EENE ALOUDE VOLKSBENAMING VERKLAARD.
Wanneer men de afgelegen dorpen van ons vaderland bezoekt, dan vindt men veelal (hoewel thans reeds niet meer zoo menigvuldig als in vroeger jaren) in de nabijheid der woningen, soms aan den ingang van den hof of moestuin, eenige boomen, die een allervreemdst voorkomen hebben. Het zijn gewassen, die in hoogte ongeveer het midden houden tusschen boomen en struiken, met donkere, altijd groene bladeren, welke in grooten getale aan de digt op een gedrongen takjes gehecht zijn. Zij vooral hebben veel van het snoeimes te lijden gehad, in den tijd toen men er behagen in schepte de boomen te snoeijen en te scheren, ten einde daaraan zoo weinig mogelijk het natuurlijk voorkomen van planten te geven. Althans men vindt heden nog van deze boomsoort exemplaren, welke drie- en vierhoekige zuilen, pyramiden, paauwen en andere dieren moeten voorstellen.

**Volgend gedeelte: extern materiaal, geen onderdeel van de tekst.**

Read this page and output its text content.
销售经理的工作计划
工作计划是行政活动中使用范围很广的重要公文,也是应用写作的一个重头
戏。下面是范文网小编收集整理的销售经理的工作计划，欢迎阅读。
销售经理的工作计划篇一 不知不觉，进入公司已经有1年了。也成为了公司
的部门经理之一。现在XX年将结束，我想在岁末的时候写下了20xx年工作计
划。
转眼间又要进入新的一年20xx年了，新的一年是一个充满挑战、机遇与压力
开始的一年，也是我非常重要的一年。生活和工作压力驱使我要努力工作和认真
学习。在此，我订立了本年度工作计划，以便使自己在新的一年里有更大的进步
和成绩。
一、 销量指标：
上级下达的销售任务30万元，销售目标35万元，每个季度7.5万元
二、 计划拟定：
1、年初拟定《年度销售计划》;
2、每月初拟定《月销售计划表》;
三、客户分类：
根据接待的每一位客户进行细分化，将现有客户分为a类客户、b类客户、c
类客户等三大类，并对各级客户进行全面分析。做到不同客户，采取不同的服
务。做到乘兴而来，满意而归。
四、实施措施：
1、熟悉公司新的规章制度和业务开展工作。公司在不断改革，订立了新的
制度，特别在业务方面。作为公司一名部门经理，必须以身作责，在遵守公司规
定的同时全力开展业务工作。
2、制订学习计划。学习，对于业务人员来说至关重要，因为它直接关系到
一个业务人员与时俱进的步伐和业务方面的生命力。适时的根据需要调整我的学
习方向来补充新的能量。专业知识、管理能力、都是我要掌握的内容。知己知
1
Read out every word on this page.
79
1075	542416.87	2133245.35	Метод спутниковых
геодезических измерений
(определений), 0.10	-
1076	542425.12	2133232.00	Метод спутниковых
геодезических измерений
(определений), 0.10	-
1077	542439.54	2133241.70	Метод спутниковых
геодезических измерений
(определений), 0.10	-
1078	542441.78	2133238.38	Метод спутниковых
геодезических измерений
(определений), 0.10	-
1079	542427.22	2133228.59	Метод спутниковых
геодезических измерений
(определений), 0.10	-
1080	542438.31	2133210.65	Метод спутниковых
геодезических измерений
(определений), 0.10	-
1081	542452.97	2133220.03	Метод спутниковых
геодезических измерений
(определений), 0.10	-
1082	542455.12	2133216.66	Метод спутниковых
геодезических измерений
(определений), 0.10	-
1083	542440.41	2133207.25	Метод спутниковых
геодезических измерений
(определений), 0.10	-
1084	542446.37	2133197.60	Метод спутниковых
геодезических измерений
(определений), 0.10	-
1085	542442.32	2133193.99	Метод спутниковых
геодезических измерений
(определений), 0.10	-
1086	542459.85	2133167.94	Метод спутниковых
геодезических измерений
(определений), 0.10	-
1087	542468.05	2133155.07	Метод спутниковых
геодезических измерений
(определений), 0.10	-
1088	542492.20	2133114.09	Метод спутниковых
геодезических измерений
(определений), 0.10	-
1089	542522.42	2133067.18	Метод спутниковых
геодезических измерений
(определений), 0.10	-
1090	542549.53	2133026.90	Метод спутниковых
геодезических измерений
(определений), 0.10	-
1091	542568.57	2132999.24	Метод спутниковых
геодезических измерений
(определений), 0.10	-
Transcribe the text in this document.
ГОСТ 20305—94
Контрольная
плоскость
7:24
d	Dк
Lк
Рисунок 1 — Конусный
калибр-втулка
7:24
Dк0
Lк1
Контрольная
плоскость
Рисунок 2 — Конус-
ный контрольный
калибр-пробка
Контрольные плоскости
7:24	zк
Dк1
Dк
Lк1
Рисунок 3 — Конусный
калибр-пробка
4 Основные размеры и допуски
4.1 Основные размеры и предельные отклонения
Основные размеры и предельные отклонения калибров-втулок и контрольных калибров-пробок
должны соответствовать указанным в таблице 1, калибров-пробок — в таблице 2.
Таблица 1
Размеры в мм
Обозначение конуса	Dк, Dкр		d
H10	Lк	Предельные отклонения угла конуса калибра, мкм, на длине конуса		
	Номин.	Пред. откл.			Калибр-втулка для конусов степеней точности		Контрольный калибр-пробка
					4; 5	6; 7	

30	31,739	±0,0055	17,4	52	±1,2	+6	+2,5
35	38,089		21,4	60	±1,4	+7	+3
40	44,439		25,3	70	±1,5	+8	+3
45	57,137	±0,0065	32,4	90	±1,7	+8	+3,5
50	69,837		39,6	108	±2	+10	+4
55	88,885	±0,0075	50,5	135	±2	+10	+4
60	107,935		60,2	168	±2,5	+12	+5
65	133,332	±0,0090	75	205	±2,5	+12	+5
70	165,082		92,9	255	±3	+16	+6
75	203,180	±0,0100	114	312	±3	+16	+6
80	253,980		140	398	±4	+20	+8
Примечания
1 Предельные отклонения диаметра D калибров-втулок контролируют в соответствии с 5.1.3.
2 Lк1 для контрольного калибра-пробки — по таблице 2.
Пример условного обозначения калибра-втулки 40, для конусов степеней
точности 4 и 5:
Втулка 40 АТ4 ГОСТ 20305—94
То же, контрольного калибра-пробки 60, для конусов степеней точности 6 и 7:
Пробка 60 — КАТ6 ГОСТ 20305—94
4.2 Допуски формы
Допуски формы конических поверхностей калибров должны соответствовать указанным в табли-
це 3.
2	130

Toen een kruidkundige, die deze plant als Buxus Sempervirens erkende, den dorpeling naar den inheemschen naam van deze boomsoort vroeg, vernam hij tot zijne verbazing, dat het palmen of palmboomen zijn. Op het hooren van dezen naam, die hem de slanke dadelpalmen, de sieraden van Klein-Azië en noordelijk Afrika in het geheugen terugriep, kon hij een ongeloovigen blik niet verbergen, waarop de ander, dit ziende, hem toevoegde, of hij dan het palmhout niet kende, waarvan de timmerman de handvatsels zijner gereedschappen gemaakt heeft, en waaruit zoovele voorwerpen van het dagelijksch leven worden gedraaid en gesneden, tot zelfs lepels en vorken toe.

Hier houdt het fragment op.